# Howard Hill Wesley Special, 67" 55@28



## Apex Predator (May 16, 2008)

I need to sell my Wesley special to fund my next Hill! This is a great shooter that knows how to make meat. She has five bamboo laminations and is a real beauty. I put new leather on her, and added a little more dish in the grip while I had the old grip off. I should mention that it has a little finish flaking on one tip, but it's very minor.  I would never sell her without replacing her with another Hill. I'm ready to build my next one from a blank.  My price is $400!


----------



## Al33 (May 16, 2008)

Please post a price.


----------



## Apex Predator (May 16, 2008)

Sorry, ole eagle eye!  Took care of it.  Thanks buddy.


----------



## John Cooper (May 16, 2008)

man im glad i am broke right now ........but i still think you need your meds!!!!!!


----------



## Al33 (May 16, 2008)

Apex Predator said:


> Sorry, ole eagle eye!  Took care of it.  Thanks buddy.
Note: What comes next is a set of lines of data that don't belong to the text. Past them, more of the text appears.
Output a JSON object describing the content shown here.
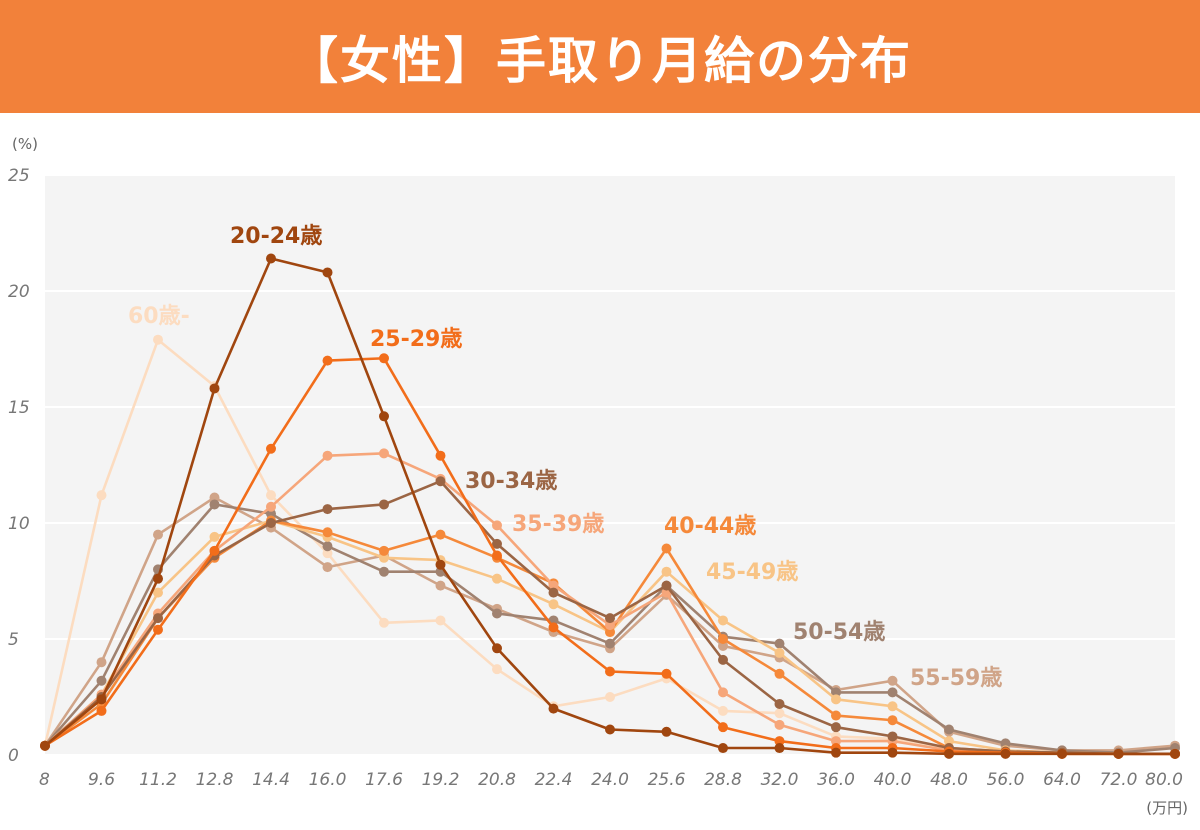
{
  "title": "【女性】手取り月給の分布",
  "chart_data": {
    "type": "line",
    "title": "【女性】手取り月給の分布",
    "y_unit": "(%)",
    "x_unit": "(万円)",
    "ylim": [
      0,
      25
    ],
    "y_ticks": [
      "0",
      "5",
      "10",
      "15",
      "20",
      "25"
    ],
    "grid": true,
    "categories": [
      "8",
      "9.6",
      "11.2",
      "12.8",
      "14.4",
      "16.0",
      "17.6",
      "19.2",
      "20.8",
      "22.4",
      "24.0",
      "25.6",
      "28.8",
      "32.0",
      "36.0",
      "40.0",
      "48.0",
      "56.0",
      "64.0",
      "72.0",
      "80.0"
    ],
    "series": [
      {
        "name": "20-24歳",
        "color": "#a0460f",
        "values": [
          0.4,
          2.4,
          7.6,
          15.8,
          21.4,
          20.8,
          14.6,
          8.2,
          4.6,
          2.0,
          1.1,
          1.0,
          0.3,
          0.3,
          0.1,
          0.1,
          0.05,
          0.05,
          0.05,
          0.05,
          0.05
        ]
      },
      {
        "name": "25-29歳",
        "color": "#f26d1a",
        "values": [
          0.4,
          1.9,
          5.4,
          8.8,
          13.2,
          17.0,
          17.1,
          12.9,
          8.6,
          5.5,
          3.6,
          3.5,
          1.2,
          0.6,
          0.3,
          0.3,
          0.15,
          0.1,
          0.05,
          0.05,
          0.05
        ]
      },
      {
        "name": "30-34歳",
        "color": "#9b6544",
        "values": [
          0.4,
          2.5,
          5.9,
          8.6,
          10.0,
          10.6,
          10.8,
          11.8,
          9.1,
          7.0,
          5.9,
          7.3,
          4.1,
          2.2,
          1.2,
          0.8,
          0.3,
          0.15,
          0.1,
          0.05,
          0.05
        ]
      },
      {
        "name": "35-39歳",
        "color": "#f6a67a",
        "values": [
          0.4,
          2.6,
          6.1,
          8.8,
          10.7,
          12.9,
          13.0,
          11.9,
          9.9,
          7.3,
          5.6,
          7.0,
          2.7,
          1.3,
          0.6,
          0.6,
          0.2,
          0.1,
          0.05,
          0.05,
          0.05
        ]
      },
      {
        "name": "40-44歳",
        "color": "#f5893a",
        "values": [
          0.4,
          2.2,
          5.9,
          8.5,
          10.1,
          9.6,
          8.8,
          9.5,
          8.5,
          7.4,
          5.3,
          8.9,
          5.0,
          3.5,
          1.7,
          1.5,
          0.3,
          0.15,
          0.1,
          0.05,
          0.05
        ]
      },
      {
        "name": "45-49歳",
        "color": "#f8c486",
        "values": [
          0.4,
          2.6,
          7.0,
          9.4,
          10.1,
          9.4,
          8.5,
          8.4,
          7.6,
          6.5,
          5.3,
          7.9,
          5.8,
          4.4,
          2.4,
          2.1,
          0.6,
          0.2,
          0.1,
          0.05,
          0.05
        ]
      },
      {
        "name": "50-54歳",
        "color": "#a08270",
        "values": [
          0.4,
          3.2,
          8.0,
          10.8,
          10.4,
          9.0,
          7.9,
          7.9,
          6.1,
          5.8,
          4.8,
          7.3,
          5.1,
          4.8,
          2.7,
          2.7,
          1.1,
          0.5,
          0.2,
          0.1,
          0.3
        ]
      },
      {
        "name": "55-59歳",
        "color": "#d0a488",
        "values": [
          0.4,
          4.0,
          9.5,
          11.1,
          9.8,
          8.1,
          8.6,
          7.3,
          6.3,
          5.3,
          4.6,
          6.9,
          4.7,
          4.2,
          2.8,
          3.2,
          1.0,
          0.4,
          0.2,
          0.2,
          0.4
        ]
      },
      {
        "name": "60歳-",
        "color": "#fcdcc0",
        "values": [
          0.4,
          11.2,
          17.9,
          15.9,
          11.2,
          8.7,
          5.7,
          5.8,
          3.7,
          2.1,
          2.5,
          3.3,
          1.9,
          1.8,
          0.8,
          0.7,
          0.2,
          0.1,
          0.05,
          0.05,
          0.05
        ]
      }
    ]
  }
}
A bow that pretty has to have a price tag even if it ain't brand spankin' new.



> =John Cooper;]  man im glad i am broke right now .....



I'm glad I shoot lefty.


----------



## ChrisSpikes (May 16, 2008)

I'm just glad it ain't 10#'s heavier.  Else I'd have to spend some more money.
Chris


----------



## ChrisSpikes (May 16, 2008)

What woods are you gonna order in your blank?


----------



## John Cooper (May 16, 2008)

HookedN21 said:


> I'm just glad it ain't 10#'s heavier.  Else I'd have to spend some more money.
> Chris



heck chris with your job and all it's only money .......you know you want it .......


----------



## Apex Predator (May 16, 2008)

Dang Chris, why you need so much weight?  With the arrows I shoot, this bow will shoot through a moose.


----------



## Apex Predator (May 16, 2008)

Osage on back and belly with three boo lams.  I asked him to use the darkest cocobolo he had, and throw in some scraps of same for tip overlays.  I can't wait.  I plan to do a blank-a-long when I get it.


----------



## ChrisSpikes (May 16, 2008)

Apex Predator said:


> Dang Chris, why you need so much weight?  With the arrows I shoot, this bow will shoot through a moose.
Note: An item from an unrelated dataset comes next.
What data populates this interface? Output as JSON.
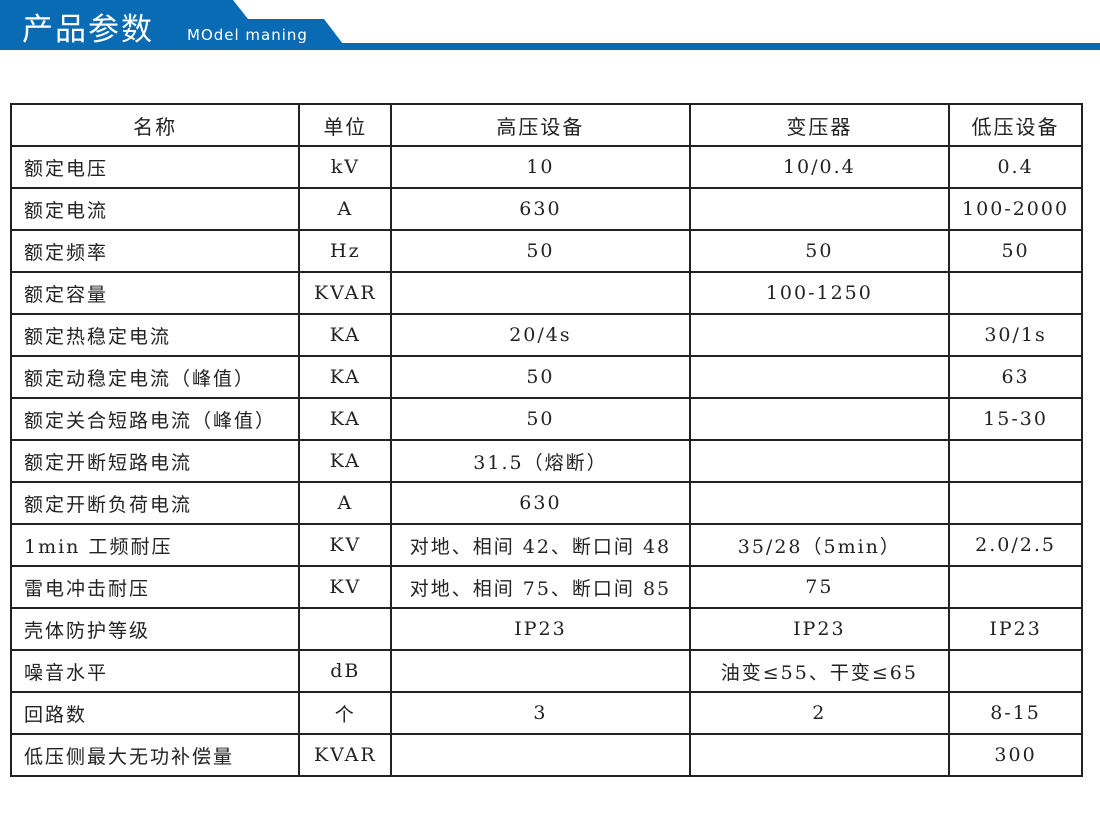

My release stinks!  I need something that will rip the string out of my fingers.


----------



## Apex Predator (May 16, 2008)

All right folks, I have already ordered my new blank and have to move this one.  $375 shipped to the CONUS.  This bow has made my "all time favorite" list!


----------



## Apex Predator (May 19, 2008)

This one has been sold.


----------